KLTG

Corpus Christi, Texas; United States;
- Broadcast area: Corpus Christi metropolitan area
- Frequency: 96.5 MHz
- Branding: The Beach 96.5

Programming
- Format: Hot adult contemporary

Ownership
- Owner: Starlite Broadcasting
- Sister stations: KLHB

History
- First air date: September 1, 1967
- Former call signs: KIOU (1967–1987)
- Call sign meaning: Light (previous format)

Technical information
- Licensing authority: FCC
- Facility ID: 63342
- Class: C1
- Power: 100,000 watts
- HAAT: 247 meters (810 ft)
- Transmitter coordinates: 27°44′28″N 97°36′8″W﻿ / ﻿27.74111°N 97.60222°W

Links
- Public license information: Public file; LMS;
- Webcast: Listen live
- Website: Beach965.com

= KLTG =

Radio station in Corpus Christi, Texas

KLTG (96.5 FM, "The Beach 96.5") is a commercial radio station licensed to Corpus Christi, Texas, United States, broadcasting a hot adult contemporary format. it is owned by Starlite Broadcasting with studios on Gordon Street in the Six Points district south of downtown Corpus Christi.
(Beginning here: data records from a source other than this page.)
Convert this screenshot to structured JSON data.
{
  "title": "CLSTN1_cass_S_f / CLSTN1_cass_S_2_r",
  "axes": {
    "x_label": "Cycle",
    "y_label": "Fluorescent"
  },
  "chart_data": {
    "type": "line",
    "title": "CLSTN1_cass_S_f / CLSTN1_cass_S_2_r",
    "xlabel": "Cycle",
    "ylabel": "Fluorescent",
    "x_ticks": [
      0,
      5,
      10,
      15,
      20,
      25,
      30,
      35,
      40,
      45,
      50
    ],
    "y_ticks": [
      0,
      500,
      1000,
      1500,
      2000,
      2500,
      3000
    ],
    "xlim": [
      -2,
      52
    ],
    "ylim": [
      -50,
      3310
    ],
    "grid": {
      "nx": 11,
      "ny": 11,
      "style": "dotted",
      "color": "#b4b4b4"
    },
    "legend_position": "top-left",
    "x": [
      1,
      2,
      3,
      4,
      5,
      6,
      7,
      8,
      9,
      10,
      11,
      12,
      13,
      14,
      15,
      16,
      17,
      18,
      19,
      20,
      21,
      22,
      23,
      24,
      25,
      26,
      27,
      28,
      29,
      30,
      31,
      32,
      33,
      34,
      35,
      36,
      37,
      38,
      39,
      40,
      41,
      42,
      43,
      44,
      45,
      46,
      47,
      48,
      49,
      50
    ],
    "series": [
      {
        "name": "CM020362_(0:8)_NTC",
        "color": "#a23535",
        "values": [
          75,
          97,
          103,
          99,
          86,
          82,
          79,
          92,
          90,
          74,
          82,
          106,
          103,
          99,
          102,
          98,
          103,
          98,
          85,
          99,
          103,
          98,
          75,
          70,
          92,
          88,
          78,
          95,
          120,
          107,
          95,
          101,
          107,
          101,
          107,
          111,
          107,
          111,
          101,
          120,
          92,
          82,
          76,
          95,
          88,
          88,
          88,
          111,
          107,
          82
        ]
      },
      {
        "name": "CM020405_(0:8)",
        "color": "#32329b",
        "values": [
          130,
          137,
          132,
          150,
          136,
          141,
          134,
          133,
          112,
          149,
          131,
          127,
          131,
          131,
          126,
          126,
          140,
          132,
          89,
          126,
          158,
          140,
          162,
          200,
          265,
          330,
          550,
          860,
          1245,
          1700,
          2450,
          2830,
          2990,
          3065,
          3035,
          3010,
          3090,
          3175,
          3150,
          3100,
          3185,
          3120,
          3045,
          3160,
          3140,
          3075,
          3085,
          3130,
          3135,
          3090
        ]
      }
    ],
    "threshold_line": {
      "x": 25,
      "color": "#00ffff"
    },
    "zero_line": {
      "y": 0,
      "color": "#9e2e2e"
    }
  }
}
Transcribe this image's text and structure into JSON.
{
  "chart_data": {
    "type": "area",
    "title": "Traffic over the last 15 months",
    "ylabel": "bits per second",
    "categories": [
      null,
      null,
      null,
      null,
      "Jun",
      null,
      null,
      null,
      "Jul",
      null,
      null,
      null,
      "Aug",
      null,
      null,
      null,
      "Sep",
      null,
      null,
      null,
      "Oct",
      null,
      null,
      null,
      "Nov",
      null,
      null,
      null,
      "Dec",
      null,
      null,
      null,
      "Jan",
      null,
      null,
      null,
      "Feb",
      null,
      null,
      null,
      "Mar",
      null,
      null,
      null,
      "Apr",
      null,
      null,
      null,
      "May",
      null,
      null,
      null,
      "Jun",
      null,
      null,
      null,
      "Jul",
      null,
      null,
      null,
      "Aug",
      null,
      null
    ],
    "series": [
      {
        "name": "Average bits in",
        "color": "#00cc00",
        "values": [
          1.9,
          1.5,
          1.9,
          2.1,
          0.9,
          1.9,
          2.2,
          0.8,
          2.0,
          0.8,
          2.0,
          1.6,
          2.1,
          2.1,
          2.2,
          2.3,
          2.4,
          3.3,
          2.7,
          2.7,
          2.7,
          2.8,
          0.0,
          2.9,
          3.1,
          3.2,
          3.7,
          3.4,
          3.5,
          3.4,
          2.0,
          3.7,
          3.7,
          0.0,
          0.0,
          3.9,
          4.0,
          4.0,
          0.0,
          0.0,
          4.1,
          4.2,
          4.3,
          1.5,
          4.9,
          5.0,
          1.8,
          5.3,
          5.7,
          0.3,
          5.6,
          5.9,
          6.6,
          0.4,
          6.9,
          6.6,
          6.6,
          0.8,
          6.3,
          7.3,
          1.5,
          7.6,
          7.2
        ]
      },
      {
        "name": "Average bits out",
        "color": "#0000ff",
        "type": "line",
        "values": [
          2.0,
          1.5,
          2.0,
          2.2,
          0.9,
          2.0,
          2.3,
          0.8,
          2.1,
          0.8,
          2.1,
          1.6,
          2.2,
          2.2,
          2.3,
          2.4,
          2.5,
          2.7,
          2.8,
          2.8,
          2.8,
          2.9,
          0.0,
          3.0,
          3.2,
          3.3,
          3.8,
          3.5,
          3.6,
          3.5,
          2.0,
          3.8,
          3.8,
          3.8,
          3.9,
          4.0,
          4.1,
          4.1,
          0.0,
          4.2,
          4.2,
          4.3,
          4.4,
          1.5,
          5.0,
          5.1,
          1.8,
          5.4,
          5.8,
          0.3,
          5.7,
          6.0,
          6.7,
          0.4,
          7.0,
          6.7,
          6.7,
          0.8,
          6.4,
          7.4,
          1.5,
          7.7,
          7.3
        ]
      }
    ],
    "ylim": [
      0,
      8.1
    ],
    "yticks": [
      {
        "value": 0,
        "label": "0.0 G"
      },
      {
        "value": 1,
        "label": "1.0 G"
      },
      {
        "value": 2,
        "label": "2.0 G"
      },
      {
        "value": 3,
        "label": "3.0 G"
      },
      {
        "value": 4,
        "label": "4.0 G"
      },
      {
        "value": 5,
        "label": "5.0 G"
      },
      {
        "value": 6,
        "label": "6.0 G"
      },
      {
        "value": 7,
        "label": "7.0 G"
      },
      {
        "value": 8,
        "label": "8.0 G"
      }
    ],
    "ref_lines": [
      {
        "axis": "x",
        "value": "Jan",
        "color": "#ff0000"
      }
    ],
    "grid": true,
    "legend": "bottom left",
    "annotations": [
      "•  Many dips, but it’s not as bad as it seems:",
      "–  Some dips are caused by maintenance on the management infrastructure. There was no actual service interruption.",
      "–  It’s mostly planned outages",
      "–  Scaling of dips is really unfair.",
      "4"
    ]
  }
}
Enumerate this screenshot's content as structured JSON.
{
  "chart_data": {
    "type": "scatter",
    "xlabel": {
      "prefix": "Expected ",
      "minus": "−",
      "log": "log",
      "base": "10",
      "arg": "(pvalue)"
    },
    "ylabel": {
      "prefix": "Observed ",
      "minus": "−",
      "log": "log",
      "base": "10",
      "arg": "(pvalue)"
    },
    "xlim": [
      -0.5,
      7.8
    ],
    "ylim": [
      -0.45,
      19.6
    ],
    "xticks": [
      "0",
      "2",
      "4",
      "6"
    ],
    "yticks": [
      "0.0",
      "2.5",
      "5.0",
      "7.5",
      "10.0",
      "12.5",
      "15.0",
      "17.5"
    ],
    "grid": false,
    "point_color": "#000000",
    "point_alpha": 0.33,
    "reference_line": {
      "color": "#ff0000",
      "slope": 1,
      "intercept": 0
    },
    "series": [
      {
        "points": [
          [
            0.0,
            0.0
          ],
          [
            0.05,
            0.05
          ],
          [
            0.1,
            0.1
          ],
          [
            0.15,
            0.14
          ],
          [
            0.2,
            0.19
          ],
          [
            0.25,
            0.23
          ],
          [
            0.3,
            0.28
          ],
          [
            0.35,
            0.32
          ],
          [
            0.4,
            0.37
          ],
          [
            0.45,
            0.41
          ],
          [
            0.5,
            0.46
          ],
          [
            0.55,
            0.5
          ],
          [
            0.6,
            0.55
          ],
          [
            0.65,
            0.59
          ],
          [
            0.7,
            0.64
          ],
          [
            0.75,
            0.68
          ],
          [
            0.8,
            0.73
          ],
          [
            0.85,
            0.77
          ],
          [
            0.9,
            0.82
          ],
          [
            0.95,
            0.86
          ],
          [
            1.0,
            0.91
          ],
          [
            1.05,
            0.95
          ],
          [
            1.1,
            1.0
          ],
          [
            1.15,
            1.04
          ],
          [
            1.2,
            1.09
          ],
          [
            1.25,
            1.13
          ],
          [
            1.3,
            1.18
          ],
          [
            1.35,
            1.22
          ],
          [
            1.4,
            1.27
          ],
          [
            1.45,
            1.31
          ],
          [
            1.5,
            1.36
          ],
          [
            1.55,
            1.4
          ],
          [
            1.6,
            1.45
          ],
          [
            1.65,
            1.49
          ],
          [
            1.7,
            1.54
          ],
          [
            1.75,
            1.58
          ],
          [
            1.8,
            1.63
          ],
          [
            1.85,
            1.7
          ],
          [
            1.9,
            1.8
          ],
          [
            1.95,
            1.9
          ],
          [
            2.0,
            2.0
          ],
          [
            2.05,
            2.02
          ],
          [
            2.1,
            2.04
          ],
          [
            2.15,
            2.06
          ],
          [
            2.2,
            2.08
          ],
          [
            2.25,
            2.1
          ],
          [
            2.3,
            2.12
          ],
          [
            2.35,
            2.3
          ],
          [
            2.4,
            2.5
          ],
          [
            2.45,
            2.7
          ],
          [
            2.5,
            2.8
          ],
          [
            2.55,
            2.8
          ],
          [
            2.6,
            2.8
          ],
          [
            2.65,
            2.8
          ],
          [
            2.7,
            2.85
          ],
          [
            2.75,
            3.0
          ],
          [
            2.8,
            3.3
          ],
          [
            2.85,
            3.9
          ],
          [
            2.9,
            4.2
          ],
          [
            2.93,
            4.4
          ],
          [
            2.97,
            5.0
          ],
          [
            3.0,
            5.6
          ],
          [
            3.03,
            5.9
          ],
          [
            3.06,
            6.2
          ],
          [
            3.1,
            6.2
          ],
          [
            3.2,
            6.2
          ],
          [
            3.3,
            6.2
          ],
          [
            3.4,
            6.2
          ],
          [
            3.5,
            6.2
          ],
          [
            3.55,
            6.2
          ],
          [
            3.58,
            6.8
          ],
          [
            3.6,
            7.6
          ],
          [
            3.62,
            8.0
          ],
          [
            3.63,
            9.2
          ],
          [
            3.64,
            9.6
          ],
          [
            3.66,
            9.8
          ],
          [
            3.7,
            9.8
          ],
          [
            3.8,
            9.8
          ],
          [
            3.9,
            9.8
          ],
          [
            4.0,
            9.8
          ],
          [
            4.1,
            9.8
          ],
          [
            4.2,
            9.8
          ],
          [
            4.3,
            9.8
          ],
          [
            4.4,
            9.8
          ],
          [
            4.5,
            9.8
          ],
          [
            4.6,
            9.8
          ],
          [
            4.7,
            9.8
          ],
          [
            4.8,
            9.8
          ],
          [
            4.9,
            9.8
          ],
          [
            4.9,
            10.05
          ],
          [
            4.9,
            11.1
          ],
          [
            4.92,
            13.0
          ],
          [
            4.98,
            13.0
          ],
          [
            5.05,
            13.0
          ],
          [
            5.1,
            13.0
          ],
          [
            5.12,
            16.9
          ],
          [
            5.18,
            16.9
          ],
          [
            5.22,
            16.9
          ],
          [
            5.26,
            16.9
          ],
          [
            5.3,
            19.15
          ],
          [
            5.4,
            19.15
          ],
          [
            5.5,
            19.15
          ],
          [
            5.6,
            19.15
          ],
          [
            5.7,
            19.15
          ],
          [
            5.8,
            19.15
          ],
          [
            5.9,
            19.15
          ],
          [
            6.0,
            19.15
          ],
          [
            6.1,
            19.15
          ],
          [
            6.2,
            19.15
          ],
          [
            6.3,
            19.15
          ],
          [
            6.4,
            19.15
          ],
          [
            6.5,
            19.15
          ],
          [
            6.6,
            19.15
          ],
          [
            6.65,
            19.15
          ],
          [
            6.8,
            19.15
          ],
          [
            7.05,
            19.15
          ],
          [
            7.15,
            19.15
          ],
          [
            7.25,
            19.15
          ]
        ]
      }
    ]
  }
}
The transmitter is on Texas State Highway 188 in Taft.

==History==
The station signed on the air on September 1, 1967. The original call sign was KIOU, owned by the Stereo Broadcasting Company with studios at Wilson Tower. Stephen DeWalt was the president and general manager. KIOU was a rare stand-alone FM station in that era, when most FM stations were co-owned with an AM or TV broadcaster. It was powered at 25,000 watts, a fraction of its current output.

Through most of its first two decades, KIOU aired a beautiful music format. It played quarter-hour sweeps of soft instrumental cover versions of popular adult songs, with Broadway and Hollywood show tunes.

By the mid-1980s, the audience for beautiful music stations was aging. KIOU added more vocals to appeal to a younger audience. It gradually eliminated the instrumentals, becoming a soft adult contemporary outlet. In 1987, it changed its call letters to KLTG as it aired "light" music. In the 1990s, it was owned by Nueces Radio Partners and was a mainstream AC station. In the early 2000s, it stepped up the tempo and eliminated older songs from its playlist, transitioning to adult top 40.